I still smell a rat, though. In the days before low-cost airlines arrived, with their cost-cutting working practices, big airlines made sure of flexibility by employing lots of pilots. At one time,
BA» were reported to be struggling to make sure that their pilots were flying the minimum number of hours to keep their licences current - the exact opposite problem. The low-cost model aims to trim the fat from that by getting the maximum 900 hours per year from every member of flight crew. I was told by a former Ryanair pilot, who allowed me the unalloyed pleasure of the jump seat in the cockpit on a flight back from Spain (before 9/11) that Ryanair would aim to get the 900 hours out of a pilot in the minimum time possible - 9 months - then leave it up to them to find a way to stay current in the three months before they could fly again. You cannot even fly passengers as a private pilot in a light aircraft unless you have completed at least three take-offs and landings as "sole manipulator of the controls" in the preceding 90 days. At that time, there was a ready supply of suitably qualified pilots from other airlines and diminishing air forces, but not any more.
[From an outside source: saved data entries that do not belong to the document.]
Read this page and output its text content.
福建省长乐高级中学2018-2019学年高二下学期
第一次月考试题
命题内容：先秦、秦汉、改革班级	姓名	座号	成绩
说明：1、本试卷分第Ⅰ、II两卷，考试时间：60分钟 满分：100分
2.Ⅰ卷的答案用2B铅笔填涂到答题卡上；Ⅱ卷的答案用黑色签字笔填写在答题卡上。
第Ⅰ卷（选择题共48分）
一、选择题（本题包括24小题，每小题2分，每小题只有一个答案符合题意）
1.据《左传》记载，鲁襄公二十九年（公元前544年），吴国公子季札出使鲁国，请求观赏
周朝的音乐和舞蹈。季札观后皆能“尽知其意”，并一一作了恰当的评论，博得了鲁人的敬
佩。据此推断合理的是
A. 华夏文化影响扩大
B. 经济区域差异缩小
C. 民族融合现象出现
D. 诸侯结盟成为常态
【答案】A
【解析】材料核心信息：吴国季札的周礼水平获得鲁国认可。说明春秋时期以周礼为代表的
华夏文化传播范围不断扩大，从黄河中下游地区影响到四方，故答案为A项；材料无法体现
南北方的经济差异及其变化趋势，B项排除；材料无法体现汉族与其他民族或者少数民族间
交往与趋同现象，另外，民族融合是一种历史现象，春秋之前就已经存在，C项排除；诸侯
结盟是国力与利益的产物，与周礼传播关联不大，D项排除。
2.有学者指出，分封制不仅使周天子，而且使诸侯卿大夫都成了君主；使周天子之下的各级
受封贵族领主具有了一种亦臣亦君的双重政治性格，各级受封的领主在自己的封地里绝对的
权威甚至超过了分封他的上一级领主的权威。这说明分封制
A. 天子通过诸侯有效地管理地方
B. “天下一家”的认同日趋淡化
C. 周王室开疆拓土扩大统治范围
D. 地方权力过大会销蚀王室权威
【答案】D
Not looking after your aircrew, who have an extremely portable skill, means that they will walk away if they get a better offer. Norwegian are expanding rapidly as a low-cost long-haul operator, as are Wow, Icelandair, and others, taking advantage of the open skies policy, and flying
pax▸ via hubs - such as Dublin. They need pilots for both short-haul aircraft (such as A320, Boeing 737) and long haul (A330, B767 etc), and if they offer decent conditions will draw pilots easily. It is no great surprise then that, if crew feel as under-valued as reported in some places, that 140 pilots packed their headsets and walked. 140 pilots equates to a 7,000 hours per month (at two crew per flight) hole in Ryanair's schedule, or 1,400 return flights from Bristol to Spain, for example. With the secondary aim of low cost airlines being maximum occupancy, that hole is substantial, even if it is only 2% of services.
It also remains to be seen how the company will plug the gap. Overtime by pilots is not an option, leaving either recruiting new staff from a shrinking pool, or quietly leaving the cancelled services out of the schedules forever. Mr O'Leary also will have much more to do to restore what was growing customer confidence in his brand. Who remembers the bonfire of the hidden fees, and his statement that if he had known that being nice to passengers was so good for business, he would have started doing it sooner?